The fronts of the shutters were simple, as long as I could balance myself on the ladder while using my hands to both hold the paint and do the painting. I had a plan for the outer edge, slide a piece of cardboard behind the shutter and then move it down as I descended the ladder and continued painting the edge. That worked perfectly.
But what about the edge that meets the window? I can put the cardboard under the shutter there. And even if I could, I can't reach the far shutter from the ladder or see the inner edge of the near shutter. Given that it is less than half an inch wide, there's not a lot of room for error, especially if I can't get cardboard or tape there to protect the window.
I had thought about it a fair amount. My mom and dad had both suggested things. Nothing was the right answer.
Then, I was walking with my friend, Meagan, to our class at the Y. I was in the middle of this story when she simply said, "Do your windows not open?"
Of course, that's the answer. Of course it is. Stand on the floor inside my house and lean out the window. I can see and reach the inner edges of both shutters. Of course that makes the most sense.
Yet, it would have never occurred to me. I was too close to see it - literally.
This sometimes happens in your classroom. You have a part of your curriculum that seems to be a sticking point every year, but you can't figure out how to explain it differently. You have a project that isn't quite what you want it to be, but you don't have a solution for making it better. You have a nagging behavioral issue that tends to be a problem for you repeatedly.
Teachers, especially middle and high school teachers, often have an independent streak built by the fact that we stand alone in front of students all day long.
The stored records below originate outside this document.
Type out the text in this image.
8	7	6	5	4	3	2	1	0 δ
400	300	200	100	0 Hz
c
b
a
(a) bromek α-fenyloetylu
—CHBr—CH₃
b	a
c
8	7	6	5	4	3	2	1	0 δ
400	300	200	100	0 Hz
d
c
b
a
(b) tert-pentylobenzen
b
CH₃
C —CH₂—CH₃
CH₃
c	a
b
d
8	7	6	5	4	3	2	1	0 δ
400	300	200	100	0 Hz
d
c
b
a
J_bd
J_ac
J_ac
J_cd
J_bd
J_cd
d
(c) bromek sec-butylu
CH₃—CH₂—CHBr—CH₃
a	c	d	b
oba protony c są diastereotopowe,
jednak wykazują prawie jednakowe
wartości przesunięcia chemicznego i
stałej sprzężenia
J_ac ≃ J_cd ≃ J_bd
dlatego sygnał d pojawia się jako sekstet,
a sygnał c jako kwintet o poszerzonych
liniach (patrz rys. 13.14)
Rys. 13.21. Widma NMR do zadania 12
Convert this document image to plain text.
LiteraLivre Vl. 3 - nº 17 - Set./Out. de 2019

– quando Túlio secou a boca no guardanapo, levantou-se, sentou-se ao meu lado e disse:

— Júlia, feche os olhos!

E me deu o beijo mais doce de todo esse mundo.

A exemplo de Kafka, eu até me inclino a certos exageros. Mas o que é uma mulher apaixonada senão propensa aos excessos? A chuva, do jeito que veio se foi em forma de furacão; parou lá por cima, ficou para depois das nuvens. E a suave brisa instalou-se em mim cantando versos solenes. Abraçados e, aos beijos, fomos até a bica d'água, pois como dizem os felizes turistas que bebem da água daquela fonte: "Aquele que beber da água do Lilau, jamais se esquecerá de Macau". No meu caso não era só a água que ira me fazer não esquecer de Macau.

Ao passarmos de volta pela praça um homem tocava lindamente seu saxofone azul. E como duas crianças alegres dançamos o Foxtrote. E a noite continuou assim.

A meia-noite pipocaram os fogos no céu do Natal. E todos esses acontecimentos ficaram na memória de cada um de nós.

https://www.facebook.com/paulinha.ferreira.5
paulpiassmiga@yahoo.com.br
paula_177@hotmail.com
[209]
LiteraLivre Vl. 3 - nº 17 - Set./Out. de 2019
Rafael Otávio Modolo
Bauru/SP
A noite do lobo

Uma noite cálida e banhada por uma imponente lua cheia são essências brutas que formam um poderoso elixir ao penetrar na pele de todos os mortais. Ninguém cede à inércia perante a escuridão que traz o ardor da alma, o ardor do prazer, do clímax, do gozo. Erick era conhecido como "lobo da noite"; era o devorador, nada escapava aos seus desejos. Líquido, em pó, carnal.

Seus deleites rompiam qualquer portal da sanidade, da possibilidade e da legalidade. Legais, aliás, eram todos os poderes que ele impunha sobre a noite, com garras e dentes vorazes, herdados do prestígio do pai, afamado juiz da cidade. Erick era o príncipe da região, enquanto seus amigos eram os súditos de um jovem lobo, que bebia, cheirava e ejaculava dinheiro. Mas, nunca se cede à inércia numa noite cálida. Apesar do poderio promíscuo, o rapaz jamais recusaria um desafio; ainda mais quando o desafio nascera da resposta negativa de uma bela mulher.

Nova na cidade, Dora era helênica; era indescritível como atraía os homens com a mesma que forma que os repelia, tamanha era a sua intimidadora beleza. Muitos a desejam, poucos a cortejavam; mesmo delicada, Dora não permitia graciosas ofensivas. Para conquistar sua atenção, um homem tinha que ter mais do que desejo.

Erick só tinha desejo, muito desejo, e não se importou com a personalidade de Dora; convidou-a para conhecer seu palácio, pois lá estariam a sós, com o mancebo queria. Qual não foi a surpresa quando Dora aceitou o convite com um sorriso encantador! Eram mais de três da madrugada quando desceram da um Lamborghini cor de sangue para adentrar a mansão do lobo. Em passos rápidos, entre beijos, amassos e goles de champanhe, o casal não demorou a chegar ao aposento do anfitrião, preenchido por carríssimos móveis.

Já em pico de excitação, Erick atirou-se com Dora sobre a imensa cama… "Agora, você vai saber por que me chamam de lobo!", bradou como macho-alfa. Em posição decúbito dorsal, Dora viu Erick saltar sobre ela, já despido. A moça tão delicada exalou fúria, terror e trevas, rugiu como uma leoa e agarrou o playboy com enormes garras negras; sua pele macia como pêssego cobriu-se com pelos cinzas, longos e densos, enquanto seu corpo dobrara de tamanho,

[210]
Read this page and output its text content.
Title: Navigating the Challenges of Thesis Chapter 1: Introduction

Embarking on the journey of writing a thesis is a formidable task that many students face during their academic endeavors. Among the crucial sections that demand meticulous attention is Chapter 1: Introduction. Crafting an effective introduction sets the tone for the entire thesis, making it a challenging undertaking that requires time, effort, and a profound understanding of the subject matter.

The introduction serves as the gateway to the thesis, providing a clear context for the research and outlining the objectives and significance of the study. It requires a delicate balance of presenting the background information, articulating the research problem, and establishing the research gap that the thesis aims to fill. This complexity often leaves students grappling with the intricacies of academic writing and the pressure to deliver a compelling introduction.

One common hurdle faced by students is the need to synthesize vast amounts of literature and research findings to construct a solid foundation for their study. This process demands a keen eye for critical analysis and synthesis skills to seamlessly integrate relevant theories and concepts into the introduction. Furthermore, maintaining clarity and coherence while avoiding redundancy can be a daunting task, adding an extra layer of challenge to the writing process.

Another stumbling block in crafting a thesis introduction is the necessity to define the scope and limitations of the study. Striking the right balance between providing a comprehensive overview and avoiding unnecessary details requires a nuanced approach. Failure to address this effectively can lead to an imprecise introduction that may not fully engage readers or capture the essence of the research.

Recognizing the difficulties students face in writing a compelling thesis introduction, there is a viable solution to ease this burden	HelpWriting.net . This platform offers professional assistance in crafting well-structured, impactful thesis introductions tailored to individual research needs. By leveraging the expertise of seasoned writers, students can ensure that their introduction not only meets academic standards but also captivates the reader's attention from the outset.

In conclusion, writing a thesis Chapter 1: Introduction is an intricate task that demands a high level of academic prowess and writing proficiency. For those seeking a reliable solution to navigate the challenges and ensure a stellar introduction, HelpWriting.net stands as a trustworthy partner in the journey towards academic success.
We usually believe we can solve most any issue ourselves. But just as I was too close while standing on a ladder to view the shutters from a different perspective, you may be too close to the issues in your classroom to see obvious solutions.
So here's my advice. Spend some time during the summer talking to someone. It could be another teacher or an administrator, but it doesn't have to be. You may have a friend who can give you the teaching equivalent of "Do your windows not open?" and make a solution immediately clear.
School leaders, you can help your staff with this as well. GRACE did this one year as part of our orientation meetings. Rather than an "icebreaker" (which, by the way, no one likes - ever), we were assigned to groups and told to bring an issue we were having. I brought a project that just wasn't producing the results I had hoped for. In just a few minutes, I was given two fresh ideas that would help me to improve that project.
One thing that I feel was critical to the success of this group was that it was not a department meeting. Don't get me wrong; I adored my department, but the success of this came from the different perspectives each person in the group had. Other science teachers would have been locked into the same ideas I was; we would have all been too close to see the solution. The ideas I ultimately adopted from that meeting came from an English teacher and the Spanish department chair. They were able to see it in a way I couldn't. So I recommend mixing these groups.
If you want to improve some part of your process and feel stuck, ask someone to point out what is right in front of you.